Feminist Majority Foundation Urges US Supreme Court to Let Women Not Bosses Make Decisions About Birth Control
Contact: Megan Perry
Phone: (703) 522-2214
The US Supreme Court has agreed to hear a challenge to the contraceptive coverage provision of the Affordable Care Act (ACA). The provision guarantees that all new health insurance plans cover FDA-approved contraceptives, including the pill and IUDs, without co-pays or deductibles.
Hobby Lobby, a for-profit national craft store chain, and Conestoga Wood, a wood cabinet manufacturer, are arguing that this benefit violates the religious beliefs of these corporations and that they should not be required to provide health insurance plans that cover certain types of birth control.
"Religion should not be used as a cover for profit-making businesses to discriminate against women," said Feminist Majority Foundation President Eleanor Smeal, "nor should women be held hostage to their boss' personal religious beliefs."
"Religious freedom does not mean using your power as an employer to impose your views on others. If the Supreme Court accepts Hobby Lobby's arguments, it will set a dangerous precedent - allowing your boss to determine what medicines and medical procedures you will have access to. What's next? Will the Court allow some bosses not to cover blood transfusions, immunizations, or HIV/AIDS treatment because their contrary to their beliefs?" continued Smeal.

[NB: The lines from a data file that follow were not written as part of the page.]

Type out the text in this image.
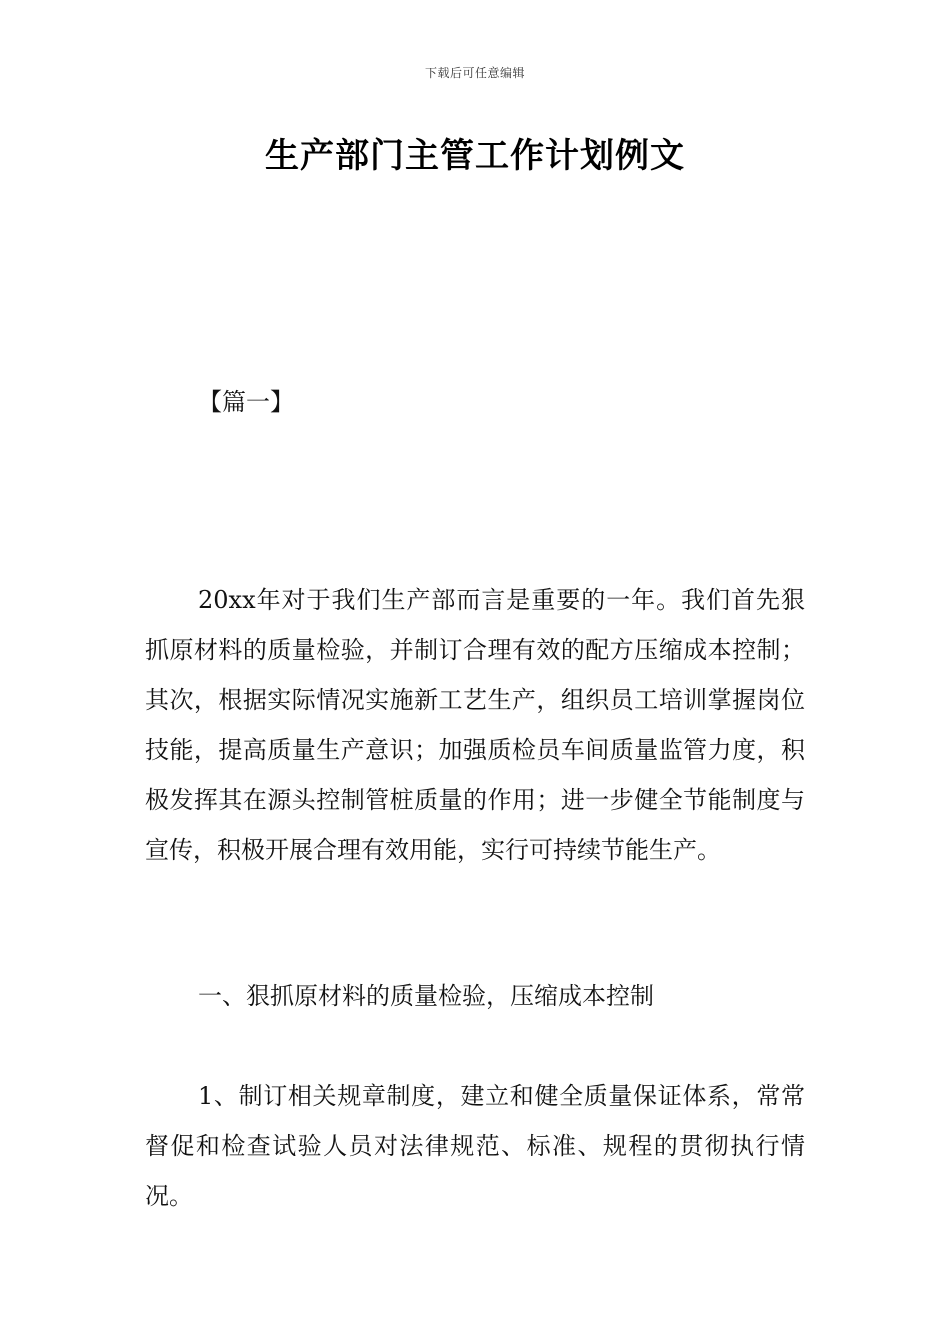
下载后可任意编辑
生产部门主管工作计划例文
【篇一】

20xx年对于我们生产部而言是重要的一年。我们首先狠抓原材料的质量检验，并制订合理有效的配方压缩成本控制；其次，根据实际情况实施新工艺生产，组织员工培训掌握岗位技能，提高质量生产意识；加强质检员车间质量监管力度，积极发挥其在源头控制管桩质量的作用；进一步健全节能制度与宣传，积极开展合理有效用能，实行可持续节能生产。

一、狠抓原材料的质量检验，压缩成本控制

1、制订相关规章制度，建立和健全质量保证体系，常常督促和检查试验人员对法律规范、标准、规程的贯彻执行情况。
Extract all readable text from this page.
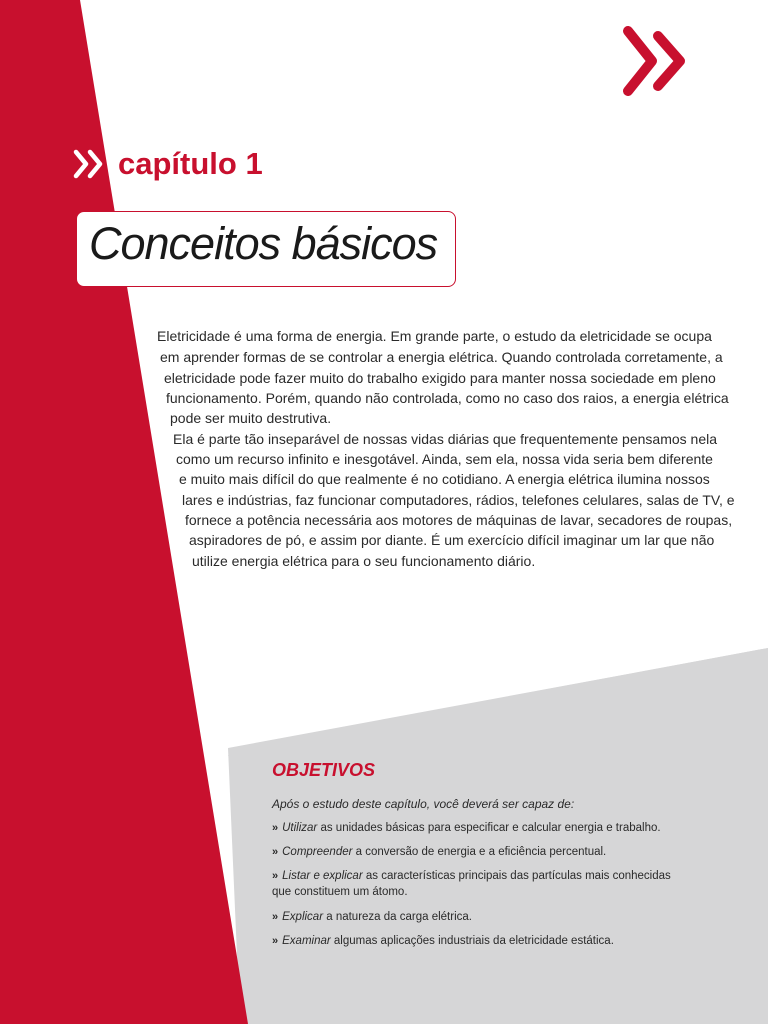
capítulo 1
Conceitos básicos
Eletricidade é uma forma de energia. Em grande parte, o estudo da eletricidade se ocupa
em aprender formas de se controlar a energia elétrica. Quando controlada corretamente, a
eletricidade pode fazer muito do trabalho exigido para manter nossa sociedade em pleno
funcionamento. Porém, quando não controlada, como no caso dos raios, a energia elétrica
pode ser muito destrutiva.
Ela é parte tão inseparável de nossas vidas diárias que frequentemente pensamos nela
como um recurso infinito e inesgotável. Ainda, sem ela, nossa vida seria bem diferente
e muito mais difícil do que realmente é no cotidiano. A energia elétrica ilumina nossos
lares e indústrias, faz funcionar computadores, rádios, telefones celulares, salas de TV, e
fornece a potência necessária aos motores de máquinas de lavar, secadores de roupas,
aspiradores de pó, e assim por diante. É um exercício difícil imaginar um lar que não
utilize energia elétrica para o seu funcionamento diário.
OBJETIVOS
Após o estudo deste capítulo, você deverá ser capaz de:
» Utilizar as unidades básicas para especificar e calcular energia e trabalho.
» Compreender a conversão de energia e a eficiência percentual.
» Listar e explicar as características principais das partículas mais conhecidas que constituem um átomo.
» Explicar a natureza da carga elétrica.
» Examinar algumas aplicações industriais da eletricidade estática.
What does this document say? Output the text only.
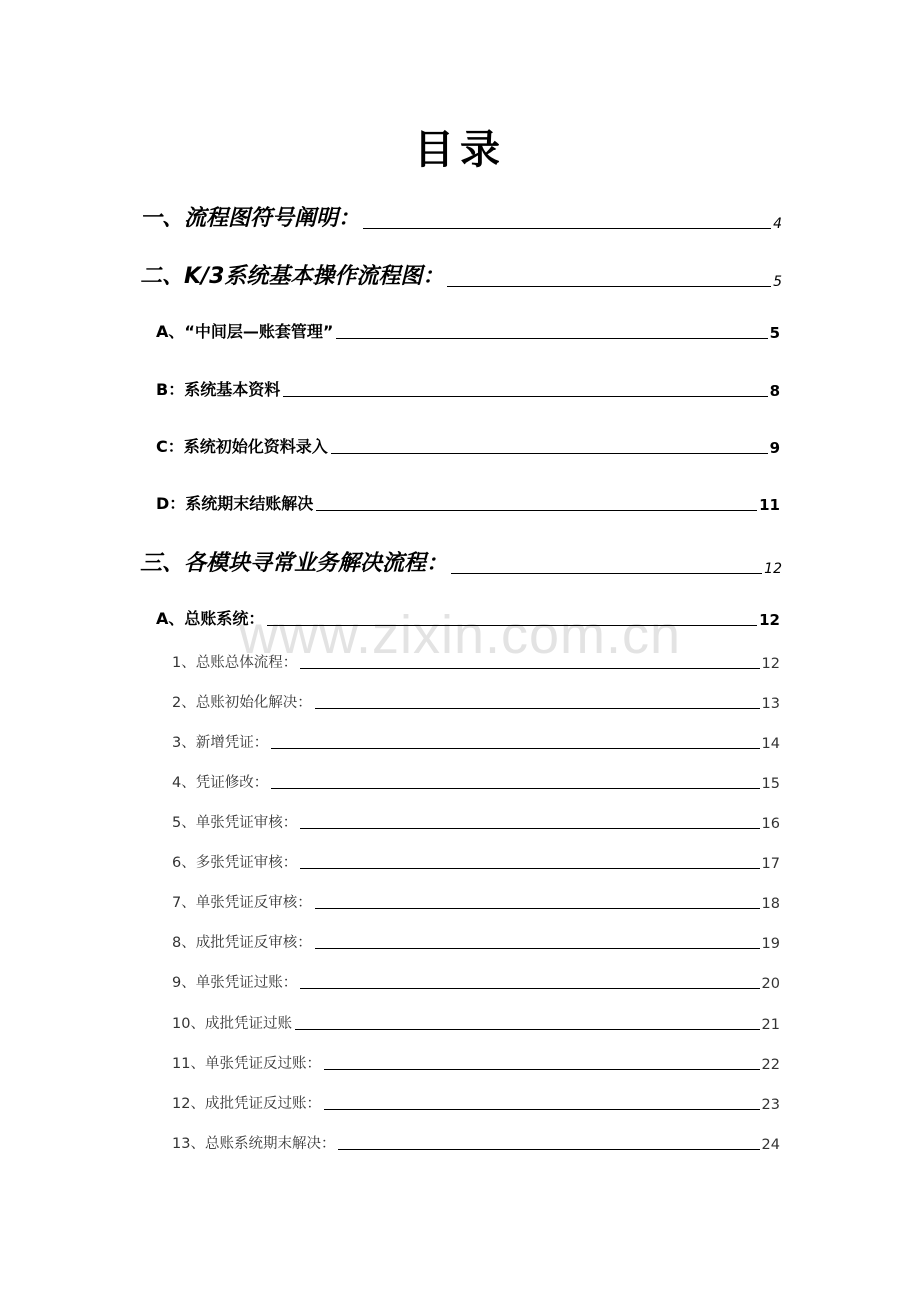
目录
www.zixin.com.cn
一、流程图符号阐明：	4
二、K/3系统基本操作流程图：	5
A、“中间层—账套管理”	5
B：系统基本资料	8
C：系统初始化资料录入	9
D：系统期末结账解决	11
三、各模块寻常业务解决流程：	12
A、总账系统：	12
1、总账总体流程：	12
2、总账初始化解决：	13
3、新增凭证：	14
4、凭证修改：	15
5、单张凭证审核：	16
6、多张凭证审核：	17
7、单张凭证反审核：	18
8、成批凭证反审核：	19
9、单张凭证过账：	20
10、成批凭证过账	21
11、单张凭证反过账：	22
12、成批凭证反过账：	23
13、总账系统期末解决：	24
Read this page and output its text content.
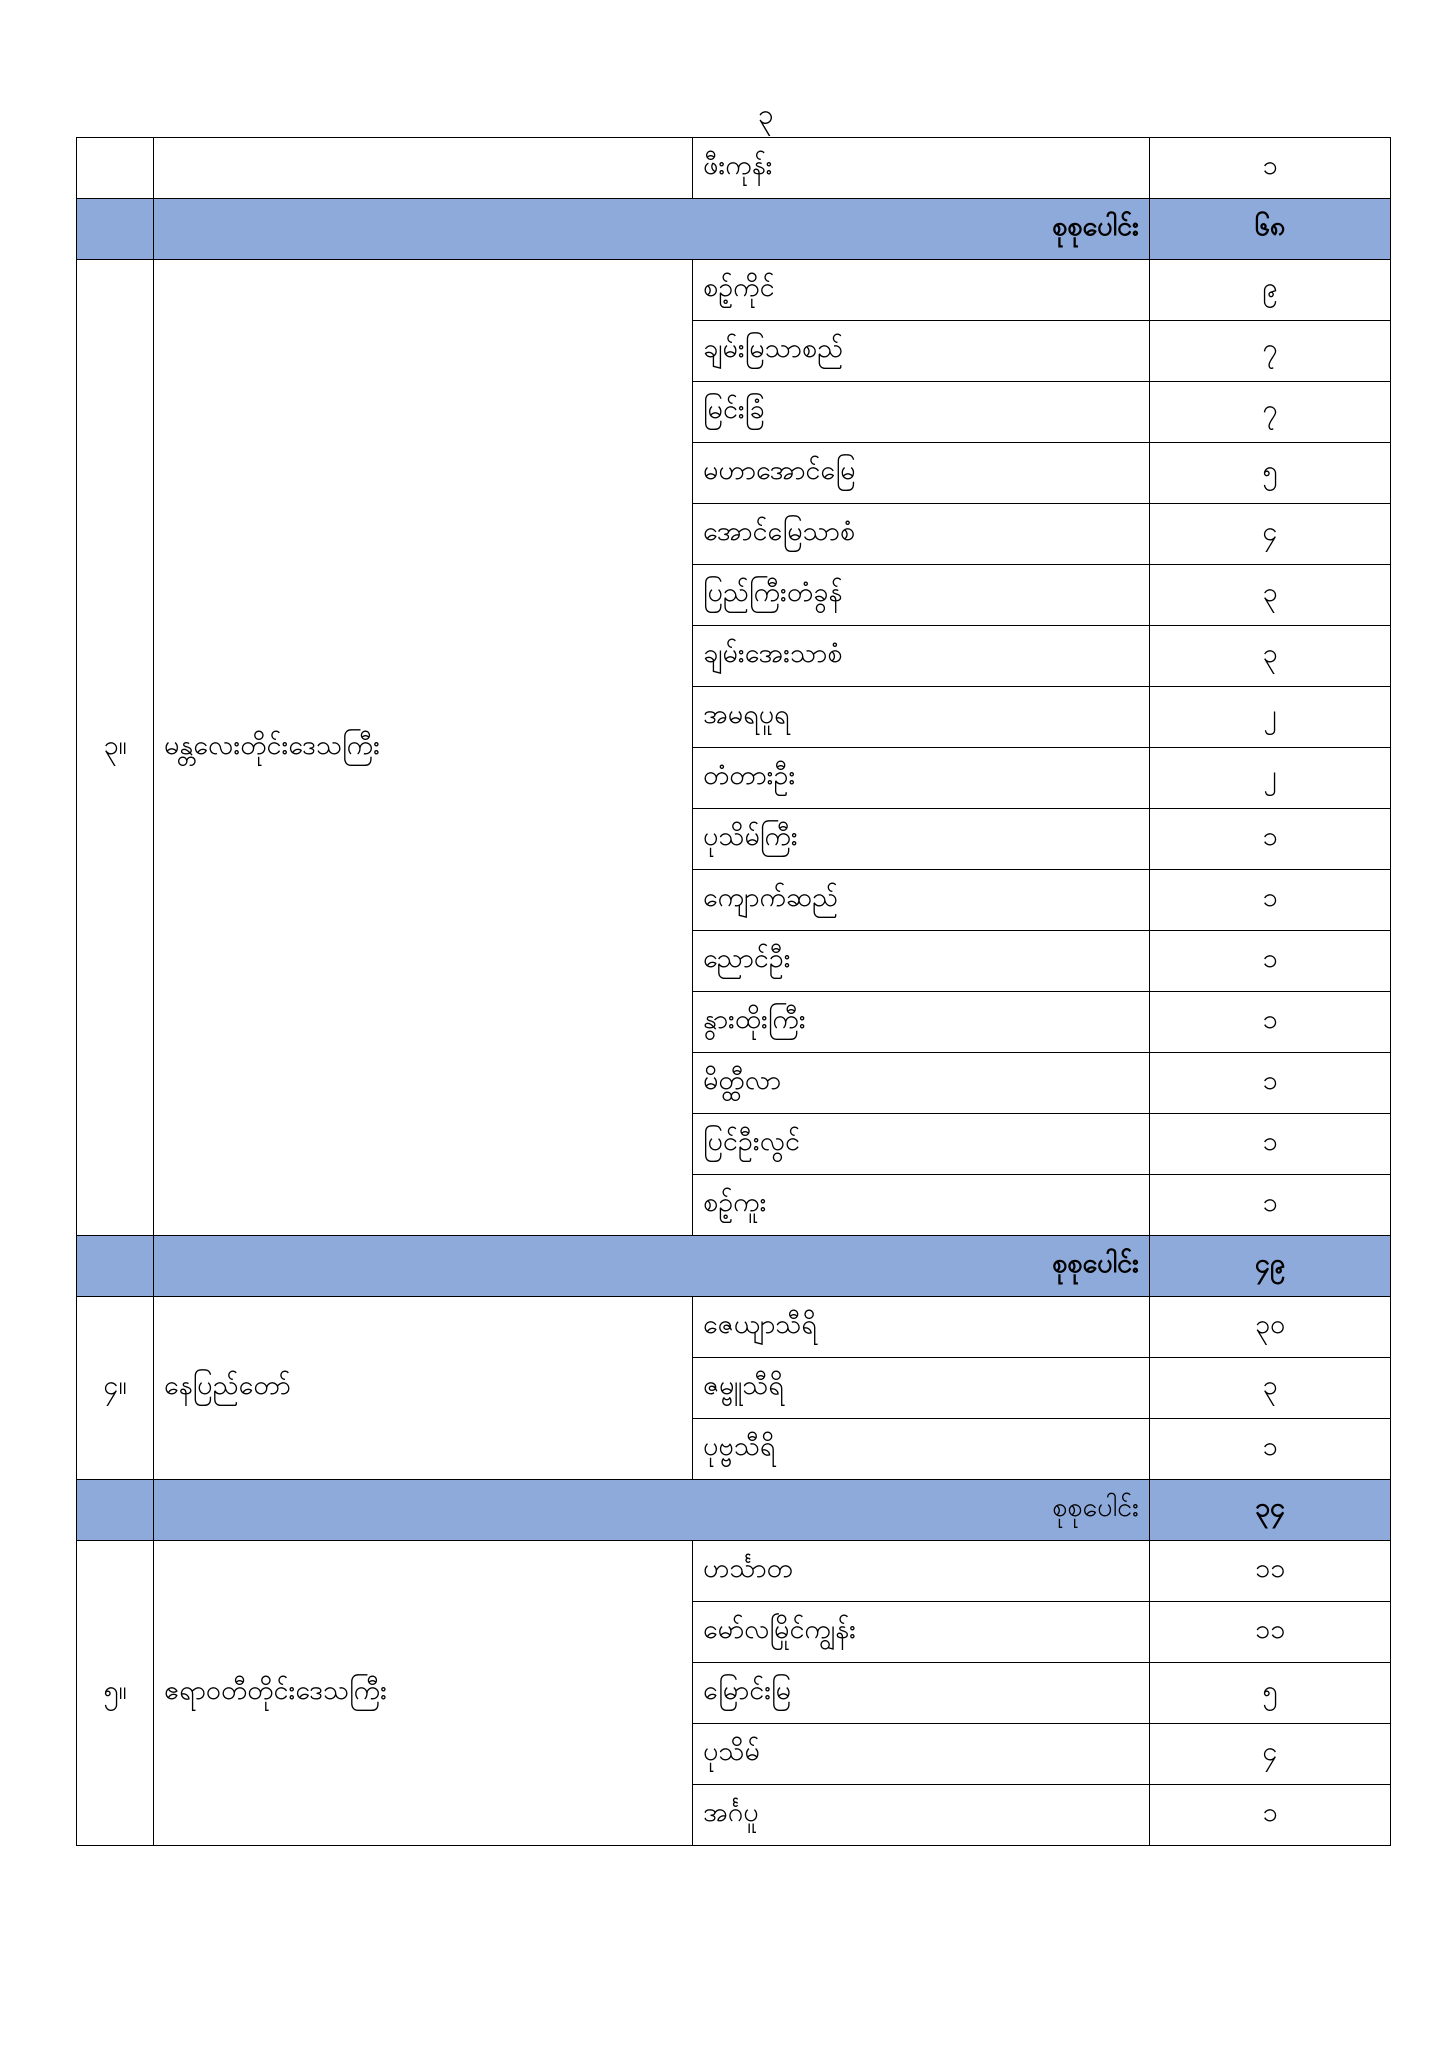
၃
		ဖီးကုန်း	၁
	စုစုပေါင်း		၆၈
၃။	မန္တလေးတိုင်းဒေသကြီး	စဉ့်ကိုင်	၉
		ချမ်းမြသာစည်	၇
		မြင်းခြံ	၇
		မဟာအောင်မြေ	၅
		အောင်မြေသာစံ	၄
		ပြည်ကြီးတံခွန်	၃
		ချမ်းအေးသာစံ	၃
		အမရပူရ	၂
		တံတားဦး	၂
		ပုသိမ်ကြီး	၁
		ကျောက်ဆည်	၁
		ညောင်ဦး	၁
		နွားထိုးကြီး	၁
		မိတ္ထီလာ	၁
		ပြင်ဦးလွင်	၁
		စဉ့်ကူး	၁
	စုစုပေါင်း		၄၉
၄။	နေပြည်တော်	ဇေယျာသီရိ	၃၀
		ဇမ္ဗူသီရိ	၃
		ပုဗ္ဗသီရိ	၁
	စုစုပေါင်း		၃၄
၅။	ဧရာဝတီတိုင်းဒေသကြီး	ဟင်္သာတ	၁၁
		မော်လမြိုင်ကျွန်း	၁၁
		မြောင်းမြ	၅
		ပုသိမ်	၄
		အင်္ဂပူ	၁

Birth control is basic health care for women. A majority of Americans agree that women should have access to affordable birth control and support full coverage of birth control as a preventive service. As many as 88% of American women who have ever had sexual intercourse have used birth control pills, injectables, the contraceptive patch, or IUDs at some point in their lives. What's more at least 14% of women using the pill are doing so to treat painful conditions such as endometriosis, ovarian cysts, or severe cramps, and studies have shown that the pill reduces the incidence of ovarian and endometrial cancers.